The federal government is planning to tackle high rates of employee absenteeism, while strengthening support for ill and injured public servants, with a new initiative meant to modernize outdated disability insurance plans.
The federal public service has an annual absenteeism rate of 18.2 days, including paid and unpaid leave. That is two-and-a-half times the private sector rate of 6.7 days, said the government.
“The public service suffers from exceedingly high levels of absenteeism, which is unsustainable for any employer looking to run a high-performing and productive workforce,” said Tony Clement, president of the Treasury Board.
Under the current system, it is difficult for ill and injured employees to reintegrate back into the workforce so, to better manage employee illness, the government intends to overhaul the disability management system, which has remained virtually unchanged for the past 40 years.
“It’s time we fix an inefficient system that doesn’t work for employees, who need the support, or for Canadian taxpayers, who are footing the bill,” he said. “The workplace has changed dramatically since 1970 and we need to find a more effective and efficient way to help employees get back to work as quickly as possible.”
The government will work with stakeholders and bargaining agents to introduce a short-term disability program to support employees through illness. About 87 per cent of Canadian employers provide short-term disability insurance, said the government, making the federal government one of the few large employers that does not offer coverage for short-term illness.

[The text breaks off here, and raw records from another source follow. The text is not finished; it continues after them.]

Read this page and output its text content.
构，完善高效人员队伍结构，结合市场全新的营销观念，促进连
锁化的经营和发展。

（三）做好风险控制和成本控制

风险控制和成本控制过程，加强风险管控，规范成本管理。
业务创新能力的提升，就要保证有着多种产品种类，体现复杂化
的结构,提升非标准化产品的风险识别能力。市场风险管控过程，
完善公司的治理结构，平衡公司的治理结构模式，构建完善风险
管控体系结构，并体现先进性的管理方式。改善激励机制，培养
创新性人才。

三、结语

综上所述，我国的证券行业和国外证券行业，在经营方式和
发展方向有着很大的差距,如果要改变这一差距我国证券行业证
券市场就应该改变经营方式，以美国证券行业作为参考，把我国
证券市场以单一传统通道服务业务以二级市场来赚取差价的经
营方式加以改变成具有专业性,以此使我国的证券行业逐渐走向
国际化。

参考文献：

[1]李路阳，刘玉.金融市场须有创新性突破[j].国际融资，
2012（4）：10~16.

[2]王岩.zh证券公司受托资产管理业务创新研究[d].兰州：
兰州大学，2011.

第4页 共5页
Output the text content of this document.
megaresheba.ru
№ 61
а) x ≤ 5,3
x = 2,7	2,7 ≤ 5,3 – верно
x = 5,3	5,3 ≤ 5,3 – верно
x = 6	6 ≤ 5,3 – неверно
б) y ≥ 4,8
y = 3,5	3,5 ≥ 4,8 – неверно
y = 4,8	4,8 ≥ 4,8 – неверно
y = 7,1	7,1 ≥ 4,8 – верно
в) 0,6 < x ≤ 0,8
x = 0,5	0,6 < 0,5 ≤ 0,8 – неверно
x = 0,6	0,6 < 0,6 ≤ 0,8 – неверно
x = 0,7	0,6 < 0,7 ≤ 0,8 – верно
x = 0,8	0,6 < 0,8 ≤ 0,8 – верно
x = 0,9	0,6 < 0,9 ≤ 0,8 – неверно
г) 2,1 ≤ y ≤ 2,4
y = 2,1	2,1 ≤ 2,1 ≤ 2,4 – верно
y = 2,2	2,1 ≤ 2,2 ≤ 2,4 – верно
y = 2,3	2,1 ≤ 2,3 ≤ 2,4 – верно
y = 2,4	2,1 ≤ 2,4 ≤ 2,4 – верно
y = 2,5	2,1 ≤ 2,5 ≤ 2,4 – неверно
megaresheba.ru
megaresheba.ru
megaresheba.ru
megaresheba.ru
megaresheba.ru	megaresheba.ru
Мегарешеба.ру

At the same time, the long-term disability plan, introduced in 1970, will be overhauled to provide seamless integration between the short-term disability program and long-term disability insurance. The current system provides benefits coverage after 13 weeks of illness.
“We need a 21st century disability management system for a 21st century workforce,” said Clement. “The current system will be replaced with a new, streamlined system that ensures active case management and comprehensive support for the ill and injured.”
The moves are part of the government’s efforts to reform the public service, encourage greater productivity and ensure Canadians are receiving the best value for their tax dollars. This follows on the recent introduction of a new, mandatory system to track employee performance in the public sector. Other reforms include 50-50 cost-sharing for public sector pensions and the elimination of voluntary severance for public servants.